あたしの方が先に好きだった
奈名瀬
2月14日 St.Valentine
ふふふ……今年もからかってやろーっと♪
JKであるにも関わらず、バレンタインに義理チョコのひとつも用意しないあたしだけど、毎年楽しみはあった。
自室に入るなりカバンを放り投げ、ベッドへ寝転ぶなりたぷたぷとスマホを開いて『先輩』へのメッセージを打ち込み始める。
『先輩、今年はチョコいくつもらえたんですかー?』
去年に引き続き、高三になっても先輩がチョコをもらえなかったことはもう確認済みだ。
しょげた先輩の姿を思い浮かべながら笑い、返信を待っていると――。
「およ?」
――メッセージを送った数秒後には通知が入った。
「通知はや。

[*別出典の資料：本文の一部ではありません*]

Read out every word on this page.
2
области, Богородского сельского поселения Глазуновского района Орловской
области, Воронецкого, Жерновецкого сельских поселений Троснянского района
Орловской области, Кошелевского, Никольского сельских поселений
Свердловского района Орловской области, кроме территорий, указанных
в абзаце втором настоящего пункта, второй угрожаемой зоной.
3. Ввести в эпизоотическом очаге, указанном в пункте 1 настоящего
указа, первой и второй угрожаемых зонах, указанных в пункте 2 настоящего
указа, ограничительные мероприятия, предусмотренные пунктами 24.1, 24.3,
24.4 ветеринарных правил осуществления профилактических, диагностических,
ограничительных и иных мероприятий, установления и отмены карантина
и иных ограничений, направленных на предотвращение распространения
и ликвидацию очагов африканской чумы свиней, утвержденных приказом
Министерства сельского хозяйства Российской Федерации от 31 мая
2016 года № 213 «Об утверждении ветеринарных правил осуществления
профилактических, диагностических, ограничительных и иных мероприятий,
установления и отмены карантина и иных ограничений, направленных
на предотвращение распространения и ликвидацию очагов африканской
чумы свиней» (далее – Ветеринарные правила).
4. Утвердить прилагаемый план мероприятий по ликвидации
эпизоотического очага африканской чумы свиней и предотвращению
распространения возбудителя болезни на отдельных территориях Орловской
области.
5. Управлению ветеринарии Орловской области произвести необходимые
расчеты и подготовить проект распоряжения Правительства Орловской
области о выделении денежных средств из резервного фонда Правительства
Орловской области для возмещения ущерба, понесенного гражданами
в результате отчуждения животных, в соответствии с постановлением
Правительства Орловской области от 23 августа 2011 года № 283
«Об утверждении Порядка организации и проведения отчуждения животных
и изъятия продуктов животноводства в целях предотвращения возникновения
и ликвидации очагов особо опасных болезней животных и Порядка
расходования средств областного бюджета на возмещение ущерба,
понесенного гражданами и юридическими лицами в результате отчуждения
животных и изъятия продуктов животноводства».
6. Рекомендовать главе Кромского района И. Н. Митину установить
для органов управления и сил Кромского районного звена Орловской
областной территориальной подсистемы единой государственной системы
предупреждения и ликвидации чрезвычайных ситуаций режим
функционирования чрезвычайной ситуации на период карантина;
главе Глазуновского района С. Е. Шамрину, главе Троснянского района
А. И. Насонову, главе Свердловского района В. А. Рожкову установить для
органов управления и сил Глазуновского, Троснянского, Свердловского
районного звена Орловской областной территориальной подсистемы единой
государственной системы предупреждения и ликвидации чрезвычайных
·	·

よっぽど暇だったんですねぇ」
でも、あたしは先輩からの返信を見た途端……さぁっと血の気が引いてしまう。
『今年はもらったつうか、あげたけど?』
「え……?」
思わず声が出た。
先輩があげた? チョコを? 誰、に?
指に、うまく力が伝わらない。
けど、ざわつく心を落ち着かせようと『いつも』の軽口を打ち込んでいく。
『もしかして、男子同士で交換こですかぁ?』
『さみしーい♪ あたしに言ってくれたらぁ、先輩にもチョコあげたのになー♪』
けど――。
『いや相手、女子だけど』
「うそ……」
また、止めようもなく声が漏れる。
『一年の女子』
『ずっと前から好きだったからさ』
『なんというか、意表をつきたくて……逆チョコってのしてみたんだ』
一年の――ってことは、今年の新入部員の誰か、とか……?
やだ。
嘘だよ……。
だって、あたし以外に先輩が……そんな子、いたなんて知らなかった。
あたしだって先輩のことずっと――なのに。
「せんぱい」
……いつのまに、誰かを好きになっちゃったんですか。
そんな想いが言葉になって漏れていたことに気付いた時、目には涙が浮かんでいた。
『へぇ、それはそれは』
『先輩にしてはがんばりましたねぇ』
必死に軽口を打ち込みながら自分が後悔していることに気付かないふりをする。
でも――。
『それで、結果はどうなったんです?』
それでも、もう少し素直でいたらなんて思いながら……。
ううん、そもそもこんなメッセージを送らなければよかったと、それを一番後悔しながら。
「…………」
また、通知が入る。
やだ。見たくない。見たくなんてない。見たくなんてなかった……。
だけど――。
『どうなったって……』
『お前』
『自分のカバンの中、見てないのか?』
――直後、私は放り投げたカバンを抱きしめに走った。